Obama, speaking just hours before leaving for a swing through Asia, praised Clapper's role in the "challenging" mission.

"I think it is a wonderful day for them and their families and obviously we are very grateful for their safe return," he said.

Former basketball great Dennis Rodman, who has talked up his cozy relationship with Kim, claimed his trips to the country had triggered Bae's release.

"I understand the crimes (Bae) committed, and ask you my dear friend, the highly respected Marshall Kim Jong-Un for his release to show my country how loving and compassionate you and the DPRK can be," Rodman wrote in a letter to the leader in January released by celebrity website TMZ.

Family joyful, relieved

Bae, a Korean-American missionary, earlier this week marked the two-year anniversary of his detention.

The sickly 46-year-old was arrested in November 2012 and later sentenced to 15 years' hard labour.

Bae's sister Terri Chung expressed joy at her brother's release.

"We have been waiting for and praying for this day for two years. This ordeal has been excruciating for the family, but we are filled with joy right now," she said in a statement.

"I am thrilled to imagine hugging my brother soon. He will not have to spend another day at a labour camp. He can now recover from this imprisonment and look forward to his wife, kids and rest of his life.

"Our Thanksgiving celebration this year will be one we will never forget."

Bae was born in South Korea and his family immigrated to the United States in 1985, his sister said.

Miller, 24, had been sentenced to six years' hard labour by the North Korean Supreme Court following his arrest in April, after he allegedly ripped up his visa at immigration and demanded asylum.

Washington had condemned Pyongyang over the detentions, saying the Americans were held as political hostages to extract diplomatic concessions.

Nuclear programme

North Korea has expressed interest in the past in reviving six-party talks with the US and others about its nuclear programme, but Washington insists Pyongyang must first show a tangible commitment to denuclearization.

A State Department official insisted the release of Bae and Miller did not reflect a shift in posture over the mothballed nuclear negotiations.

"North Korea knows what it needs to do if it wants a better relationship with the international community and wants to end its isolation and pariah status," the official told AFP.

"North Korea must show it is serious and prepared to abide by its commitments, particularly concerning denuclearization. And they must take significant steps to improve their human rights record.

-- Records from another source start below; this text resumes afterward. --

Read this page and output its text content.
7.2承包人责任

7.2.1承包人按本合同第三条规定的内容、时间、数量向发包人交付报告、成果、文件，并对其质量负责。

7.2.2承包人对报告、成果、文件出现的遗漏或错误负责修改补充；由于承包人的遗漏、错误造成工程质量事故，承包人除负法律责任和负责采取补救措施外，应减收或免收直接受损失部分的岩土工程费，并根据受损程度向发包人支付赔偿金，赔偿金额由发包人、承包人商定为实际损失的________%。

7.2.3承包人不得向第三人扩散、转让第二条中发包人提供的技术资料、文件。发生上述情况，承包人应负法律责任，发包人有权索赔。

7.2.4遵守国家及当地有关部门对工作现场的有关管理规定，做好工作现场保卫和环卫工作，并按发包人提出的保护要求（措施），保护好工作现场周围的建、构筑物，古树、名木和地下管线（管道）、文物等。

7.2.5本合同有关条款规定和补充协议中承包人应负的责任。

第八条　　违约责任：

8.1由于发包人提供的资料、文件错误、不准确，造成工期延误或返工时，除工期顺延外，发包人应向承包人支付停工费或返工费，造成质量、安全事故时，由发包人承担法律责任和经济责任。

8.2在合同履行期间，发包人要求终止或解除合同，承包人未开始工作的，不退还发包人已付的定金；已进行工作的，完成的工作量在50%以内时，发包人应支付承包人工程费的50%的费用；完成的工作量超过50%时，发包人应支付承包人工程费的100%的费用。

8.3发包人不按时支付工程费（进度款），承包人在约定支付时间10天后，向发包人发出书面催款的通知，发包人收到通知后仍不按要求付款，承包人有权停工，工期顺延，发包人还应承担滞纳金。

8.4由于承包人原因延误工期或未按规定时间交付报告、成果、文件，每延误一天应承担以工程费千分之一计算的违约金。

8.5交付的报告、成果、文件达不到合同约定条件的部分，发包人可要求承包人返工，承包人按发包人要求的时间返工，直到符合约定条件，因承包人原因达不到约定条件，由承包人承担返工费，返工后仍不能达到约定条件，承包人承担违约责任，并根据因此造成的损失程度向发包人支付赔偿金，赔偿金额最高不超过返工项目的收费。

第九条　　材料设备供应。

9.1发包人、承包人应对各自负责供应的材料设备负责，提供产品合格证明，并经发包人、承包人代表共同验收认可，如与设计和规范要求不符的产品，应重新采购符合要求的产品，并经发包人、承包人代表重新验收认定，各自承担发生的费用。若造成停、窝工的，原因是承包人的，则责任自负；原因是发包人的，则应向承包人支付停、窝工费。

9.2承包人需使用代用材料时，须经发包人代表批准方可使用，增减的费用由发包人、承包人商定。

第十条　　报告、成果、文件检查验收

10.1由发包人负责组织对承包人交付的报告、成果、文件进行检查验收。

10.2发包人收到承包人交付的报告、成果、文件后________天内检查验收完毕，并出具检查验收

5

"The release of our citizens is unrelated."

As recently as Tuesday, North Korea was maintaining its defiant stance, ruling out dialogue with the United States about its nuclear programme and human rights record and accusing the US of trying to destroy its system.

The North "will never allow any human rights dialogue or nuclear one with the enemy keen to overthrow it," a foreign ministry spokesman said through the official Korean Central News Agency.